Published along with two other letters about the Post's "Hyping the sequester's drama," in the Saturday paper's "Free for All" mail bag feature, Crawford expressed his "hope" that the Post "will publish the pictures of all the people who lose their jobs due to the sequester" much like the paper "did with the soldiers who died in Iraq." "Martyrs should be held up for public approval of their honor," he concluded. [see screen capture below]
For what it's worth, Post editors included two other letters, one by a Mr. Richard Williams of Woodbridge, Va., who claimed to be a federal employee who "can see why the rest of America thinks it's about time [the Washington, D.C. area] got a dose of reality" by experiencing some of the belt-tightening most Americans in the private sector have had to impose on themselves in the past few years.

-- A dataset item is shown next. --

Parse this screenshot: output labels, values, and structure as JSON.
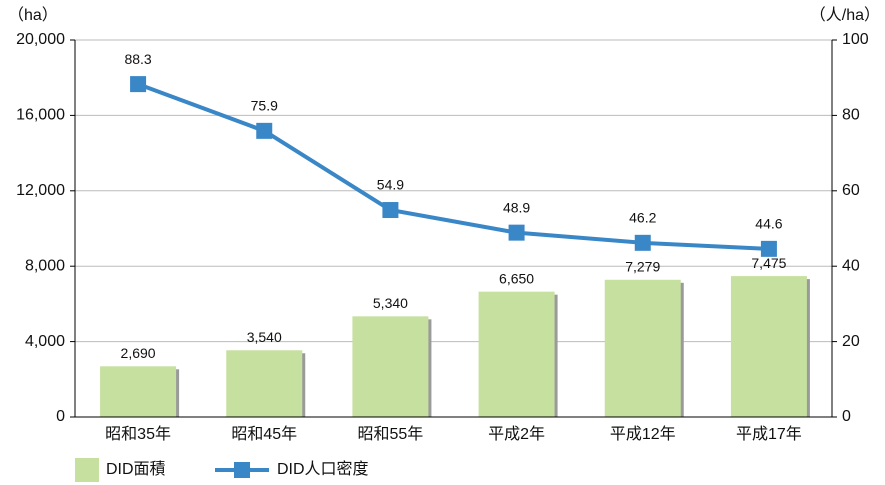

The other epistle was penned by a Rebecca Samawicz of Vienna, Va., who complained that the Post lacked a "special section" full of "tables of facts and figures, and reaction from the whole of the country" regarding the sequester. It's hard to tell exactly, however, Ms. Samawicz is opposed or in favor of the sequester, although in context her letter seems to indicate she believes the Post's hype about the sequester was much ado about nothing.
P.S.: My colleague Tim Graham points out a letter to Time magazine from July 2002 regarding President Bush's call for the establishment of a new Department of Homeland Security. The writer, one Jack Crawford of Silver Spring submitted what is obviously a tongue-in-cheek missive:
Mucking about with federal agencies will do nothing to ensure our liberty. Just bring back the Department of War, and turn it loose. The best defense is a solid offense. JACK CRAWFORD Silver Spring, Md.